Richard Tanter, "Modernised High Frequency Communications System – Riverina node", Australian Defence Facilities, November 02, 2013, https://nautilus.org/briefing-books/australian-defence-facilities/modernised-high-frequency-communications-system-riverina-node/

Introduction

The Department of Defence has a cluster of communications facilities in the region of Wagga Wagga in the NSW Riverina, including the transmitter and receiver and elements of the Riverina node of the Modernised High Frequency Communications System (MHFCS), described by the local council as “home to some of the most advanced communication technology in the world.”[i] The two facilities, constructed in 2000-2001, separated by about 50 kms, are used by a number of different elements of the Australian Defence Force. For the Australian Defence Signals Directorate (ASD – formerly Defence Signals Directorate), the location of the Morundah Receiving Station means it is a key part of its high frequency communications monitoring and interception capacities directed at foreign military and government targets.

The transmitter facility is at Lyndoch on the Collingully – Lockhart road, 35.6 kms due west of Wagga Wagga.[ii] The receiver facility is on the northern side of the Morundah – Boree Creek Road 15.7 km southeast of Morundah.[iii] Both the transmitter and receiving stations are operated remotely from the Network Management Facility at HMAS Harman Canberra (and a backup at Russell Offices).[iv]

Modernised High Frequency Communications System (MHFCS) Riverina node locations. Source: Parliamentary Standing Committee on Public Works, Report relating to the proposed Development of buildings and services in support of Department of Defence Joint Project 2043, High Frequency Modernisation Project, Parliament of the Commonwealth of Australia, 1997.

Figure 1. Modernised High Frequency Communications System (MHFCS) Riverina node locations.
Source: Parliamentary Standing Committee on Public Works, Report relating to the proposed Development of buildings and services in support of Department of Defence Joint Project 2043, High Frequency Modernisation Project, Parliament of the Commonwealth of Australia, 1997.

 

1. The Lyndoch transmitter and Local Management Facility: Collingully Defence Communications Station – Transmitter (DEFCOMMSTA).

The Defence Department operates a high frequency transmitter facility on the Collingully – Lockhart road, 35.6 kms due west of Wagga Wagga at coordinates 35° 7′ 31.79″S, 146° 58′ 44.58″ E.[v] The site is locally known as Lyndoch, after the name of the homestead on whose land it is built. The address is 51 Lockhart Road, Brookdale, NSW 2656. “Lyndoch” is the name of a Defence Department property of 2,092 ha.[vi] formerly owned by the Bruckner family[vii], now leased back to the family in conjunction with its Defence use. Various names for the facility appear, including “Collingully Defence Communications Station – Transmitter (DEFCOMMSTA).[viii]

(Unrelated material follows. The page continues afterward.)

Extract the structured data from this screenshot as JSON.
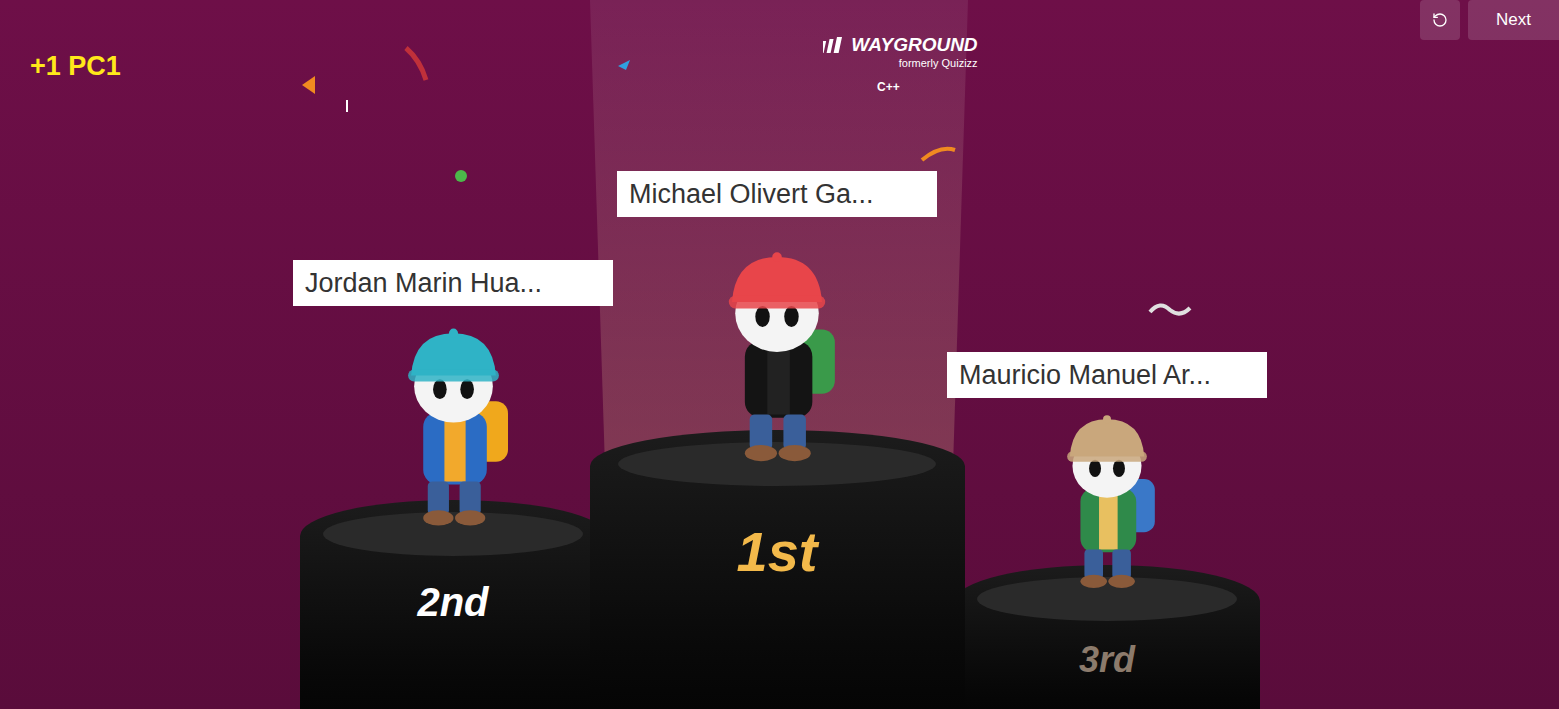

The HF transmitter consists of a main circular antenna array  made up of two concentric rings of masts, with ten smaller antennas outside the circles. The outer ring is 500 m. in diameter, with 18 pairs of masts. The inner ring is 365 m. in diameter, and is made up of 20 single masts. (Figure 2)

Surrounding the two core circles are ten separate sets of antennas: three sets with four masts, three log periodic antennas, and two sets of pairs of two masts, and two rosette antennas with single masts. (Table 1 and Figures 2- 5, and Table 1).

Figure 2: Lyndoch transmitter and Local Management Facility: Collingully Defence Communications Station, Google Earth 20 July 2009.

Figure 2: Lyndoch transmitter and Local Management Facility: Collingully Defence Communications Station, Google Earth 20 July 2009. 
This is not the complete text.